NBS thinking is in line with HFS research that shows multiple lever pulls of complementary technologies gives rise to more impactful results. In Exhibit 2, 36% of respondents saw an integrated approach as more likely to enable the movement from task-based automation to tackling end-to-end processes, while 34% said it enabled scale across the enterprise.
Exhibit 2: Integrated automation delivers more benefits than approaching problems with a single tool
Source: HFS research 2020
In the concerted efforts to get unnecessary human effort out of processes, processes must ingest unstructured data. NBS uses the Pega Email Bot to interpret and route emails to automated processes in BPM and plans to interpret images in the future.
During the COVID-19 pandemic, many turned to RPA to handle sudden spikes in processing or rapidly changing processes as governments around the world put measures in place to support and protect businesses and individuals.
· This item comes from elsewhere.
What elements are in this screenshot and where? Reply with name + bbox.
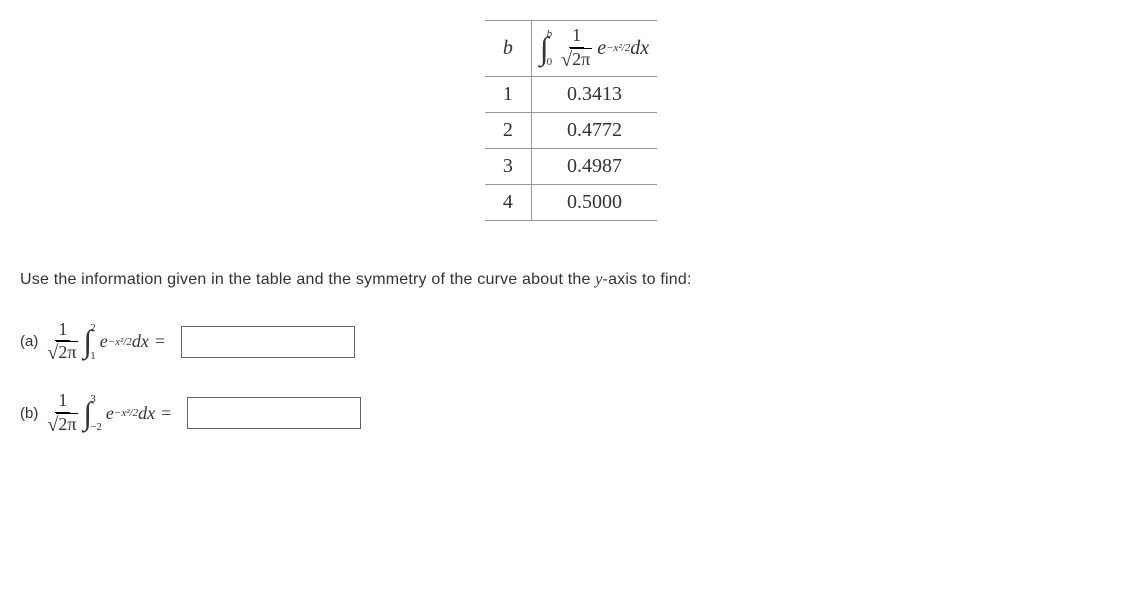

NBS sought short-term help from RPA to cover members’ payment and credit card holidays, or other requests for permission to miss some scheduled payments. Members apply for payment holidays through a digitally accessed form, then colleagues process the digital request. NBS created a short-term fix using RPA to reduce the burden of back-office keying the queued requests into legacy applications.
The Bottom Line: NBS is leveraging the power of “and” to drive integrated automation and enhanced business results beyond what RPA alone could ever produce.
It was convenient for NBS that Pega integrated RPA into its product suite because as NBS transitioned to a BPM-centered approach, it benefitted from the additional integrated automation tools and pathways to optimizing automation opportunities. NBS’ longer-term vision and investment focus seeks to embed case management in the center of as many business processes as is practicable. The possibility of not using colleague facing applications, a blend of end user computing and homegrown legacy applications, is under exploration, perhaps putting that knowledge and logic into BPM to handle interactions (e.g., processes interacting with the customer relationship management (CRM) systems for lost and stolen cards or name changes. Accepting that it’s hard to change a business process that’s embedded in the underlying application, by moving to BPM as the central point of orchestration, the business logic will be housed in the BPM. NBS is confident this will deliver an ability to scale process automation across the organization more than RPA alone could.